Thank whoever it was that cast one Hall of Fame vote for Armando Benitez for bringing back the memory of one of the more frustrating Orioles of the 1990s.

Benitez spent five seasons with the Orioles and 15 years total in the majors, last in 2008. He was a hard-throwing reliever known to be enamored of watching his fastballs get posted at 100 mph on the stadium radar gun. He gave up two game-winning home runs to the Indians in the 1997 American League Championship Series. Benitez actually turned in several outstanding seasons as a closer, saving more than 40 games twice for the Mets and once for the Marlins. He was a two-time All-Star. He finished his career with 946 strikeouts in 779 innings.

But with the Orioles from 1994 to 1998, he was lamented for his immaturity. In his last season with the O’s, one teammate described him to Sports Illustrated as “25 going on 15.”

And that lack of maturity led to the incident for which Benitez is most remembered. On May 19, 1998, pitching against the Yankees, after Benitez gave up a home run to Bernie Williams, he drilled Tino Martinez in the back with a fastball. Benitez was tossed from the game nearly before the ball hit the ground, but he already had ignited a wild, bench-clearing brawl.

The fight featured a defiant Benitez seemingly ready to take on the whole Yankees team. Wild punches were thrown, most of them not connecting. Two Yankees in particular went at Benitez as the brawl spilled into the visitors dugout at Yankee Stadium — pitcher Graeme Lloyd and outfielder Darryl Strawberry.

Video of the event shows incensed Yankees all over. Martinez yelled about how this wasn’t the first time Benitez had nailed him. Joe Girardi, then still a catcher, was being held back by Orioles coach Elrod Hendricks, of blessed memory. Manager Joe Torre had to climb into the dugout and extricate Strawberry, who had been clocked by O’s pitcher Alan Mills.

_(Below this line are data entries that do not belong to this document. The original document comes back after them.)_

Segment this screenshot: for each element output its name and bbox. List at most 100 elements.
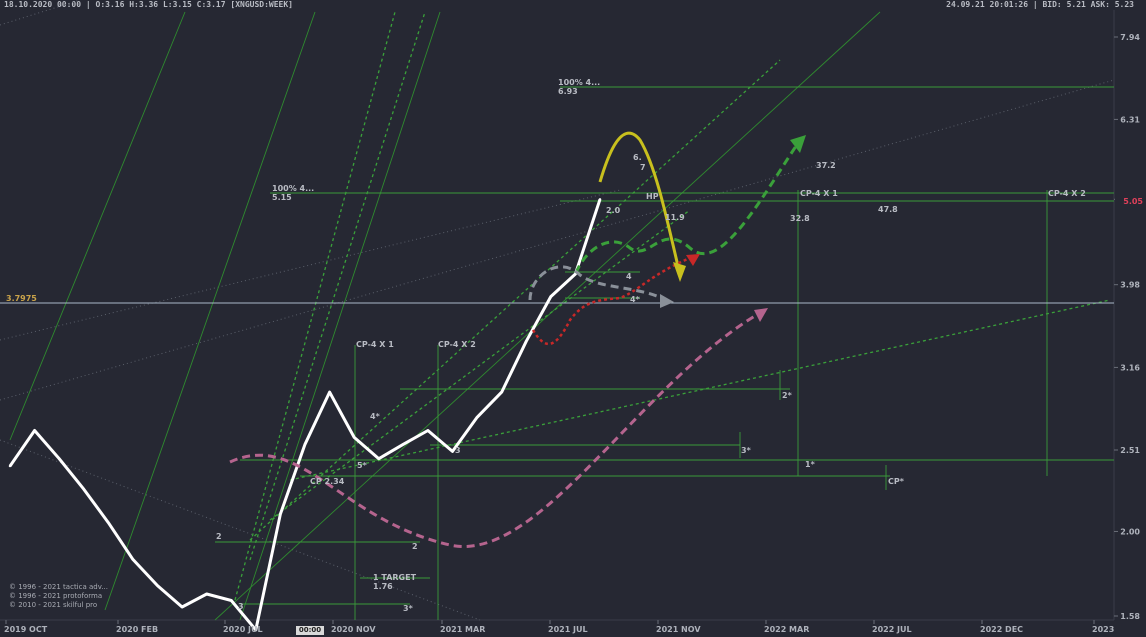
price-point — [549, 295, 552, 298]
y-tick-label: 3.16 — [1120, 363, 1140, 372]
x-tick-label: 2021 NOV — [656, 625, 701, 634]
annotation-label: 37.2 — [816, 161, 836, 170]
annotation-label: 11.9 — [665, 213, 685, 222]
price-line — [8, 198, 602, 632]
x-tick-label: 2022 JUL — [872, 625, 912, 634]
pink-arrowhead — [754, 308, 768, 322]
annotation-value: 5.15 — [272, 193, 292, 202]
annotation-label: CP 2.34 — [310, 477, 345, 486]
price-point — [328, 390, 331, 394]
copyright-line-3: © 2010 - 2021 skilful pro — [9, 601, 98, 609]
price-point — [82, 488, 86, 491]
x-tick-label: 2019 OCT — [4, 625, 48, 634]
annotation-label: 32.8 — [790, 214, 810, 223]
price-point — [156, 584, 159, 587]
price-point — [8, 464, 12, 468]
price-point — [353, 436, 356, 439]
annotation-label: 2 — [412, 542, 418, 551]
annotation-value: 1.76 — [373, 582, 393, 591]
green-arrowhead — [790, 135, 806, 153]
annotation-label: 1 TARGET — [373, 573, 417, 582]
x-tick-label: 2021 JUL — [548, 625, 588, 634]
level-verticals — [354, 190, 1048, 620]
price-point — [377, 457, 380, 460]
annotation-label: 1* — [805, 460, 816, 469]
price-point — [180, 605, 184, 609]
red-arrowhead — [686, 254, 700, 266]
annotation-label: HP — [646, 192, 659, 201]
annotation-label: 47.8 — [878, 205, 898, 214]
gray-forecast-path — [528, 265, 671, 304]
annotation-label: 100% 4... — [558, 78, 600, 87]
gray-arrowhead — [660, 294, 674, 308]
annotation-label: 4 — [626, 272, 632, 281]
y-tick-label: 2.51 — [1120, 446, 1140, 455]
price-point — [230, 599, 233, 602]
annotation-label: CP* — [888, 477, 905, 486]
reference-line-label: 3.7975 — [6, 294, 37, 303]
annotation-label: 4* — [370, 412, 381, 421]
x-tick-label: 2020 JUL — [223, 625, 263, 634]
annotation-label: CP-4 X 1 — [800, 189, 838, 198]
price-point — [426, 429, 430, 432]
green-fan-lines — [9, 11, 881, 621]
price-point — [402, 443, 405, 446]
price-point — [303, 443, 307, 446]
price-point — [598, 198, 602, 201]
x-tick-label: 2022 MAR — [764, 625, 809, 634]
annotation-label: 3 — [455, 446, 461, 455]
annotation-label: CP-4 X 1 — [356, 340, 394, 349]
annotation-label: 100% 4... — [272, 184, 314, 193]
level-lines — [215, 86, 1114, 605]
time-cursor-box: 00:00 — [296, 626, 324, 635]
annotation-value: 6.93 — [558, 87, 578, 96]
y-tick-label: 7.94 — [1120, 33, 1140, 42]
annotation-label: 4* — [630, 295, 641, 304]
annotation-label: 3* — [403, 604, 414, 613]
price-point — [451, 450, 454, 453]
annotation-label: CP-4 X 2 — [1048, 189, 1086, 198]
annotation-label: 3 — [238, 602, 244, 611]
copyright-line-2: © 1996 - 2021 protoforma — [9, 592, 103, 600]
copyright-line-1: © 1996 - 2021 tactica adv... — [9, 583, 108, 591]
price-point — [58, 457, 61, 460]
price-point — [279, 512, 282, 516]
x-tick-label: 2020 FEB — [116, 625, 158, 634]
green-forecast-path — [574, 139, 802, 274]
y-tick-label: 1.58 — [1120, 612, 1140, 621]
faint-dotted-lines — [0, 0, 1115, 621]
annotation-label: 2 — [216, 532, 222, 541]
yellow-forecast-path — [598, 131, 682, 276]
x-tick-label: 2023 — [1092, 625, 1114, 634]
y-axis: 7.94 6.31 5.05 3.98 3.16 2.51 2.00 1.58 — [1114, 33, 1140, 621]
annotation-label: 5* — [357, 461, 368, 470]
green-dashed-fan-lines — [234, 11, 1111, 601]
annotation-label: 3* — [741, 446, 752, 455]
pink-forecast-path — [229, 308, 766, 548]
annotation-label: 7 — [640, 163, 646, 172]
annotation-label: CP-4 X 2 — [438, 340, 476, 349]
price-series — [8, 198, 602, 632]
x-axis: 2019 OCT 2020 FEB 2020 JUL 2020 NOV 2021 MAR… — [4, 620, 1114, 634]
x-tick-label: 2022 DEC — [980, 625, 1023, 634]
price-point — [475, 416, 479, 419]
annotation-label: 2* — [782, 391, 793, 400]
price-point — [33, 429, 36, 432]
price-point — [500, 390, 503, 394]
chart-header-quote: 24.09.21 20:01:26 | BID: 5.21 ASK: 5.23 — [946, 0, 1134, 9]
price-point — [107, 521, 110, 524]
annotation-label: 2.0 — [606, 206, 621, 215]
yellow-arrowhead — [673, 262, 686, 282]
price-point — [525, 340, 528, 343]
price-point — [131, 558, 135, 561]
current-price-tag: 5.05 — [1115, 196, 1143, 207]
y-tick-label: 3.98 — [1120, 281, 1140, 290]
chart-header-info: 18.10.2020 00:00 | O:3.16 H:3.36 L:3.15 … — [4, 0, 293, 9]
x-tick-label: 2020 NOV — [331, 625, 376, 634]
y-tick-label: 6.31 — [1120, 115, 1140, 124]
annotation-label: 6. — [633, 153, 642, 162]
price-point — [205, 592, 208, 596]
y-tick-label: 2.00 — [1120, 527, 1140, 536]
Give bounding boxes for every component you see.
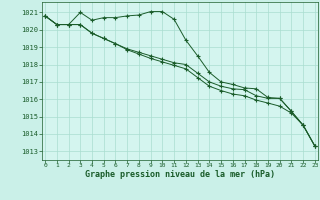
- X-axis label: Graphe pression niveau de la mer (hPa): Graphe pression niveau de la mer (hPa): [85, 170, 275, 179]
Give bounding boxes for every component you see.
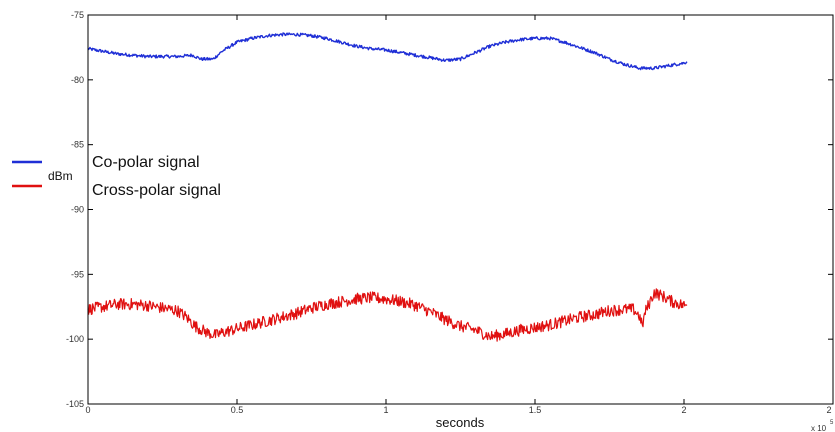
x-tick-label: 2	[681, 405, 686, 415]
x-axis: 0 0.5 1 1.5 2 2	[85, 15, 834, 415]
series-line-cross-polar	[87, 288, 688, 342]
y-tick-label: -105	[66, 399, 84, 409]
x-tick-label: 0	[85, 405, 90, 415]
y-tick-label: -75	[71, 10, 84, 20]
x-tick-label: 1	[383, 405, 388, 415]
x-tick-label: 0.5	[231, 405, 244, 415]
x-tick-label: 2	[826, 405, 831, 415]
y-tick-label: -80	[71, 75, 84, 85]
y-tick-label: -100	[66, 334, 84, 344]
x-exponent-power: 5	[830, 420, 834, 426]
y-tick-label: -85	[71, 140, 84, 150]
x-axis-label: seconds	[436, 415, 485, 430]
series-line-co-polar	[87, 32, 688, 71]
series-layer	[87, 32, 688, 342]
legend-label-co-polar: Co-polar signal	[92, 154, 200, 171]
legend: Co-polar signal Cross-polar signal	[12, 154, 221, 199]
y-tick-label: -95	[71, 269, 84, 279]
y-axis: -75 -80 -85 -90 -95 -100 -105	[66, 10, 833, 409]
x-exponent-label: x 10	[811, 424, 827, 432]
x-tick-label: 1.5	[529, 405, 542, 415]
plot-background	[88, 15, 833, 404]
legend-label-cross-polar: Cross-polar signal	[92, 182, 221, 199]
y-tick-label: -90	[71, 205, 84, 215]
y-axis-label: dBm	[48, 169, 73, 183]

Benitez was suspended for eight games, and his teammates were apparently just as glad not to have him around. They couldn’t support him for a gross violation of baseball behavior.

"He embarrassed the whole organization,” one anonymous Oriole told SI. “… It reflects badly on all of us. He may be ready physically to be a closer, but he's not ready mentally."

After the season, the Orioles traded Benitez to the Mets for catcher Charles Johnson.